= John Asher Dunn =

American linguist

John Asher Dunn (June 19, 1939 – July 4, 2017) was an American linguist who created the first academic dictionary and grammar of the Tsimshian language, an American Indian language of northwestern British Columbia and southeast Alaska.

In 1968, Dunn and his wife Luceen began fieldwork on the Tsimshian language in Kitkatla, British Columbia and Prince Rupert, B.C., under the supervision of the linguist Bruce J. Rigsby. He did follow-up fieldwork in Prince Rupert in 1971, in Metlakatla, Alaska, in 1972, and in Hartley Bay, B.C., in 1974, 1975, 1976, and 1978. This work involved designing the first modern, practical orthography for the language.

He published his dictionary and grammar of the Tsimshian language (now known as Sm'algyax) in 1978 and 1979 respectively.
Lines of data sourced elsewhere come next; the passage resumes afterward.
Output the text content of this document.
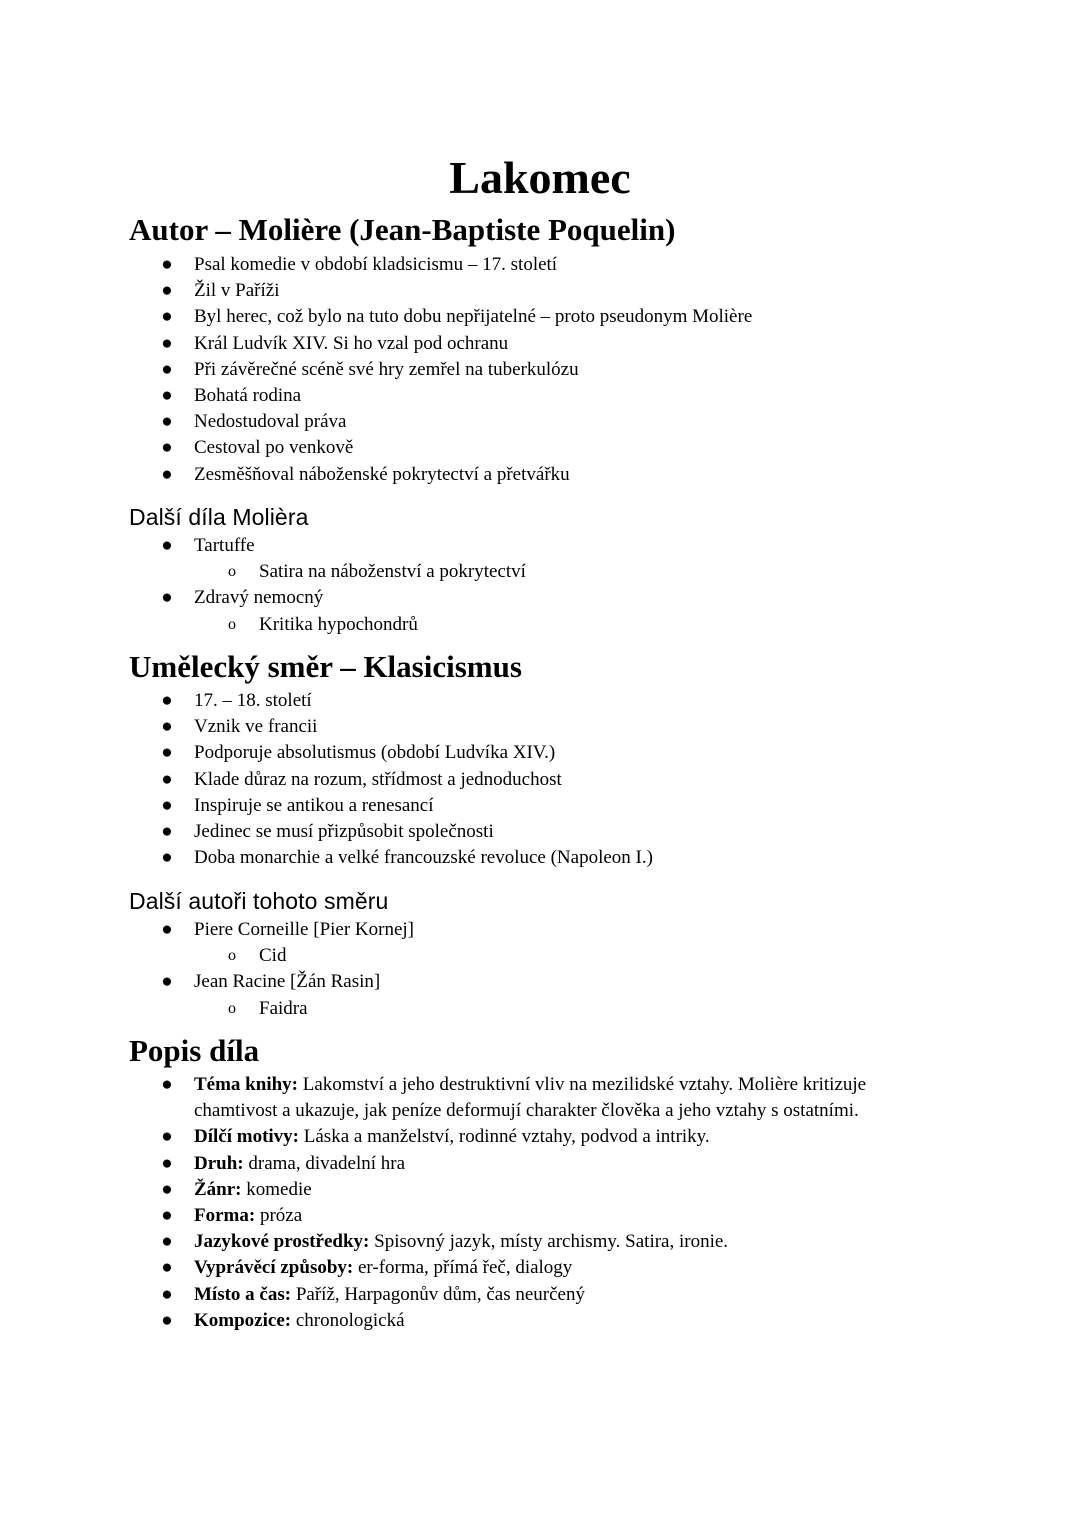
Lakomec
Autor – Molière (Jean-Baptiste Poquelin)
● Psal komedie v období kladsicismu – 17. století
● Žil v Paříži
● Byl herec, což bylo na tuto dobu nepřijatelné – proto pseudonym Molière
● Král Ludvík XIV. Si ho vzal pod ochranu
● Při závěrečné scéně své hry zemřel na tuberkulózu
● Bohatá rodina
● Nedostudoval práva
● Cestoval po venkově
● Zesměšňoval náboženské pokrytectví a přetvářku
Další díla Molièra
● Tartuffe
o Satira na náboženství a pokrytectví
● Zdravý nemocný
o Kritika hypochondrů
Umělecký směr – Klasicismus
● 17. – 18. století
● Vznik ve francii
● Podporuje absolutismus (období Ludvíka XIV.)
● Klade důraz na rozum, střídmost a jednoduchost
● Inspiruje se antikou a renesancí
● Jedinec se musí přizpůsobit společnosti
● Doba monarchie a velké francouzské revoluce (Napoleon I.)
Další autoři tohoto směru
● Piere Corneille [Pier Kornej]
o Cid
● Jean Racine [Žán Rasin]
o Faidra
Popis díla
● Téma knihy: Lakomství a jeho destruktivní vliv na mezilidské vztahy. Molière kritizuje chamtivost a ukazuje, jak peníze deformují charakter člověka a jeho vztahy s ostatními.
● Dílčí motivy: Láska a manželství, rodinné vztahy, podvod a intriky.
● Druh: drama, divadelní hra
● Žánr: komedie
● Forma: próza
● Jazykové prostředky: Spisovný jazyk, místy archismy. Satira, ironie.
● Vyprávěcí způsoby: er-forma, přímá řeč, dialogy
● Místo a čas: Paříž, Harpagonův dům, čas neurčený
● Kompozice: chronologická
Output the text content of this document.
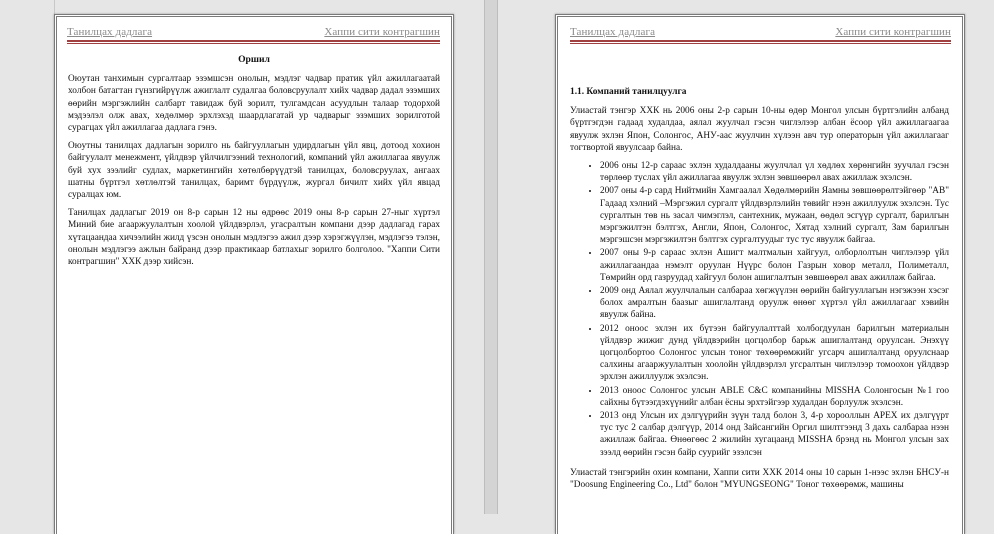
Танилцах дадлага	Хаппи сити контрагшин
Оршил

Оюутан танхимын сургалтаар эзэмшсэн онолын, мэдлэг чадвар пратик үйл ажиллагаатай холбон батагтан гүнзгийрүүлж ажиглалт судалгаа боловсруулалт хийх чадвар дадал эзэмших өөрийн мэргэжлийн салбарт тавидаж буй зорилт, тулгамдсан асуудлын талаар тодорхой мэдээлэл олж авах, хөдөлмөр эрхлэхэд шаардлагатай ур чадварыг эзэмших зорилготой сурагцах үйл ажиллагаа дадлага гэнэ.

Оюутны танилцах дадлагын зорилго нь байгууллагын удирдлагын үйл явц, дотоод хохион байгуулалт менежмент, үйлдвэр үйлчилгээний технологий, компаний үйл ажиллагаа явуулж буй хух зээлийг судлах, маркетингийн хөтөлбөрүүдтэй танилцах, боловсруулах, ангаах шатны бүртгэл хөтлөлтэй танилцах, баримт бүрдүүлж, жургал бичилт хийх үйл явцад суралцах юм.

Танилцах дадлагыг 2019 он 8-р сарын 12 ны өдрөөс 2019 оны 8-р сарын 27-ныг хүртэл Миний бие агааржуулалтын хоолой үйлдвэрлэл, угасралтын компани дээр дадлагад гарах хүтацаандаа хичээлийн жилд үзсэн онолын мэдлэгээ ажил дээр хэрэгжүүлэн, мэдлэгээ тэлэн, онолын мэдлэгээ ажлын байранд дээр практикаар батлахыг зорилго болголоо. "Хаппи Сити контрагшин" ХХК дээр хийсэн.

Танилцах дадлага	Хаппи сити контрагшин
1.1. Компаний танилцуулга

Улиастай тэнгэр ХХК нь 2006 оны 2-р сарын 10-ны өдөр Монгол улсын бүртгэлийн албанд бүртгэгдэн гадаад худалдаа, аялал жуулчал гэсэн чиглэлээр албан ёсоор үйл ажиллагаагаа явуулж эхлэн Япон, Солонгос, АНУ-аас жуулчин хүлээн авч тур операторын үйл ажиллагааг тогтвортой явуулсаар байна.

• 2006 оны 12-р сараас эхлэн худалдааны жуулчлал үл хөдлөх хөрөнгийн зуучлал гэсэн төрлөөр туслах үйл ажиллагаа явуулж эхлэн зөвшөөрөл авах ажиллаж эхэлсэн.
• 2007 оны 4-р сард Нийтмийн Хамгаалал Хөдөлмөрийн Яамны зөвшөөрөлтэйгөөр "АВ" Гадаад хэлний –Мэргэжил сургалт үйлдвэрлэлийн төвийг нээн ажиллуулж эхэлсэн. Тус сургалтын төв нь засал чимэглэл, сантехник, мужаан, өөдөл эсгүүр сургалт, барилгын мэргэжилтэн бэлтгэх, Англи, Япон, Солонгос, Хятад хэлний сургалт, Зам барилгын мэргэшсэн мэргэжилтэн бэлтгэх сургалтуудыг тус тус явуулж байгаа.
• 2007 оны 9-р сараас эхлэн Ашигт малтмалын хайгуул, олборлолтын чиглэлээр үйл ажиллагаандаа нэмэлт оруулан Нүүрс болон Газрын ховор металл, Полиметалл, Төмрийн орд газруудад хайгуул болон ашиглалтын зөвшөөрөл авах ажиллаж байгаа.
• 2009 онд Аялал жуулчлалын салбараа хөгжүүлэн өөрийн байгууллагын нэгэжээн хэсэг болох амралтын баазыг ашиглалтанд оруулж өнөөг хүртэл үйл ажиллагааг хэвийн явуулж байна.
• 2012 оноос эхлэн их бүтээн байгуулалттай холбогдуулан барилгын материалын үйлдвэр жижиг дунд үйлдвэрийн цогцолбор барьж ашиглалтанд оруулсан. Энэхүү цогцолбортоо Солонгос улсын тоног төхөөрөмжийг угсарч ашиглалтанд оруулснаар салхины агааржуулалтын хоолойн үйлдвэрлэл угсралтын чиглэлээр томоохон үйлдвэр эрхлэн ажиллуулж эхэлсэн.
• 2013 оноос Солонгос улсын ABLE C&C компанийны MISSHA Солонгосын №1 гоо сайхны бүтээгдэхүүнийг албан ёсны эрхтэйгээр худалдан борлуулж эхэлсэн.
• 2013 онд Улсын их дэлгүүрийн зүүн талд болон 3, 4-р хорооллын APEX их дэлгүүрт тус тус 2 салбар дэлгүүр, 2014 онд Зайсангийн Оргил шилтгээнд 3 дахь салбараа нээн ажиллаж байгаа. Өнөөгөөс 2 жилийн хугацаанд MISSHA брэнд нь Монгол улсын зах зээлд өөрийн гэсэн байр суурийг эзэлсэн

Улиастай тэнгэрийн охин компани, Хаппи сити ХХК 2014 оны 10 сарын 1-нээс эхлэн БНСУ-н "Doosung Engineering Co., Ltd" болон "MYUNGSEONG" Тоног төхөөрөмж, машины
They were reissued in a single volume in 1995 by the Sealaska Heritage Foundation.

In the early 1990s he participated with Susan Marsden, Marie-Lucie Tarpent, Vonnie Hutchingson, and several Tsimshian language instructors in devising an updated Sm'algyax orthography in conjunction with producing the Teachings of Our Grandfathers book series for School District no. 52 of Prince Rupert, British Columbia.

He was a retired professor of linguistics at the University of Oklahoma in Norman, Oklahoma.

He was also the main proponent of the theory that the Tsimshianic languages (Sm'algyax and the Gitksan and Nisga'a languages) are a branch of the Indo-European language family.

==Bibliography==

- Dunn, John Asher (1995) Sm'algyax: A Reference Dictionary and Grammar for the Coast Tsimshian Language. Seattle: University of Washington Press.